Intelligent Collaborative Optimization for Rubber Tyre Film Production Based on Multi-path Differentiated Clipping Proximal Policy Optimization
Yinghao Ruan, Wei Pang, Shuaihao Liu, Huili Yang, Leyi Han, Xinghui Dong
TL;DR
The paper addresses the challenge of dynamically coordinating high-dimensional, multi-objective processes in rubber tyre film production. It combines an LSTNet-based predictive model with the Multi-path Differentiated Clipping Proximal Policy Optimization (MPD-PPO) to enable autonomous, multi-branch policy updates across actuators, using a composite reward that balances accuracy, stability, and efficiency. Key contributions include the MPD-PPO algorithm with adaptive, per-branch clipping and pathway-specific advantages, a predictive-optimization closed-loop framework, and a high-fidelity simulation environment validated through real-world production data, demonstrating robust width and thickness control and real-time deployment viability. The approach promises improved production quality, reduced waste, and enhanced operational stability for smart tyre manufacturing, with demonstrated convergence within tens of optimization steps and successful in-situ validation on an MESNAC line. $R_t = R_e + R_p + P_a + R_s$ encapsulates the overall reward structure guiding multi-objective optimization, where components are tailored to tracking error, improvement momentum, action smoothness, and steady-state performance.$
Abstract
The advent of smart manufacturing is addressing the limitations of traditional centralized scheduling and inflexible production line configurations in the rubber tyre industry, especially in terms of coping with dynamic production demands.

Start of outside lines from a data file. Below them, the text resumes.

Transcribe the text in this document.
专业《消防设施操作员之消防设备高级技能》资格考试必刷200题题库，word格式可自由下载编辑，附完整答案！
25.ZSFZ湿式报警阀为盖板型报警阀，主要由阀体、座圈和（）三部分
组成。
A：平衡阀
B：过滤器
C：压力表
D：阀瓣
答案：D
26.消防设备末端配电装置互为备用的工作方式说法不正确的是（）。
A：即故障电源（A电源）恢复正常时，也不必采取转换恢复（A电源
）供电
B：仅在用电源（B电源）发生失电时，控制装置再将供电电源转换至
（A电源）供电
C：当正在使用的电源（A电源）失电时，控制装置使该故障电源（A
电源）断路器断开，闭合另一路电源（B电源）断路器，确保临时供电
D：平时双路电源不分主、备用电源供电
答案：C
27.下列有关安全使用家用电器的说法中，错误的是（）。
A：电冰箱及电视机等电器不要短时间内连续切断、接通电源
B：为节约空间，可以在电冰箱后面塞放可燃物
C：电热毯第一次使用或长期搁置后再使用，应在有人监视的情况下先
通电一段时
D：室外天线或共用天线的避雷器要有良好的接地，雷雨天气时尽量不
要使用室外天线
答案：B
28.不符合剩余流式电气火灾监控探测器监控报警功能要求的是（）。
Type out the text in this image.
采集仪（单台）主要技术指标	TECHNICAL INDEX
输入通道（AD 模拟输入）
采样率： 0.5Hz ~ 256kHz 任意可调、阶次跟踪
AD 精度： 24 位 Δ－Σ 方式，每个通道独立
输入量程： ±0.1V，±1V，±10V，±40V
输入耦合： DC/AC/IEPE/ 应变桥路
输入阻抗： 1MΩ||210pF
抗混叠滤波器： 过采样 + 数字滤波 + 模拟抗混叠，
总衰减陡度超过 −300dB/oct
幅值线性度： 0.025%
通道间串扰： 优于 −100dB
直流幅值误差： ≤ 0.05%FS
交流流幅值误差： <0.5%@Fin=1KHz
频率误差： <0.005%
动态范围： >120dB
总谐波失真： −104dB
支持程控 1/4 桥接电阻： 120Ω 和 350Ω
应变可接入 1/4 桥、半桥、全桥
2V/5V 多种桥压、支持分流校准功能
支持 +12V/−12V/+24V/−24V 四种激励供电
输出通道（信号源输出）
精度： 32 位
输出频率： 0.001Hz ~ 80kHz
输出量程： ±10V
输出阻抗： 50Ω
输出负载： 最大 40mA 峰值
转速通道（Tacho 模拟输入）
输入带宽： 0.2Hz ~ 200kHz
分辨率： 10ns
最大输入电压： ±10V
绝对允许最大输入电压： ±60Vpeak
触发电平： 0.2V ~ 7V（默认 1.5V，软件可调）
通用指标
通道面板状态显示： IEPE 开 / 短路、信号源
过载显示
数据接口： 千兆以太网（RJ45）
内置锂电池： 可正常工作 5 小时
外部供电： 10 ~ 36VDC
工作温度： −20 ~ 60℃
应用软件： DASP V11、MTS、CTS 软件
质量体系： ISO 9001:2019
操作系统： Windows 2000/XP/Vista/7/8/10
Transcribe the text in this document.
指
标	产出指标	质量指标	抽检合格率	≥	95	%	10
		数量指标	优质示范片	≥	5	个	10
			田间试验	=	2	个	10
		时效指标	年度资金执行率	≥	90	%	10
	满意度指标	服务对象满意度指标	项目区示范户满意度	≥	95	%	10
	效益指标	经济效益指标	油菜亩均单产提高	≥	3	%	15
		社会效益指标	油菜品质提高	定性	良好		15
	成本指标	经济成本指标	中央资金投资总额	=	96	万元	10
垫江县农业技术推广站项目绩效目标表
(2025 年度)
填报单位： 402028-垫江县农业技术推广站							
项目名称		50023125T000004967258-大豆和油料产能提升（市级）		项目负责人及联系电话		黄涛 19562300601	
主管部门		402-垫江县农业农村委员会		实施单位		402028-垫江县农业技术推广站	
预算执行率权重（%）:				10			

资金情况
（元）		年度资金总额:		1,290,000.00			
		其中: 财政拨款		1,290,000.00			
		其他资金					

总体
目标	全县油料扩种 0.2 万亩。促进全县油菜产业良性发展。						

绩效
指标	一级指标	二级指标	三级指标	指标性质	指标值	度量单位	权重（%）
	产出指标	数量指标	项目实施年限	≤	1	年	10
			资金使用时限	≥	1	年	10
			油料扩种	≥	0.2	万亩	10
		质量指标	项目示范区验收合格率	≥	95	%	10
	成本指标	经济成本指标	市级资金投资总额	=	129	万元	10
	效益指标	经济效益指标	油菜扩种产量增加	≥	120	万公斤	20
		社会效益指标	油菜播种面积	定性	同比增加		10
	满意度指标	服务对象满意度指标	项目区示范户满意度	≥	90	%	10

Contemporary tyre manufacturing systems form complex networks of tightly coupled subsystems pronounced nonlinear interactions and emergent dynamics. This complexity renders the effective coordination of multiple subsystems, posing an essential yet formidable task. For high-dimensional, multi-objective optimization problems in this domain, we introduce a deep reinforcement learning algorithm: Multi-path Differentiated Clipping Proximal Policy Optimization (MPD-PPO). This algorithm employs a multi-branch policy architecture with differentiated gradient clipping constraints to ensure stable and efficient high-dimensional policy updates. Validated through experiments on width and thickness control in rubber tyre film production, MPD-PPO demonstrates substantial improvements in both tuning accuracy and operational efficiency. The framework successfully tackles key challenges, including high dimensionality, multi-objective trade-offs, and dynamic adaptation, thus delivering enhanced performance and production stability for real-time industrial deployment in tyre manufacturing.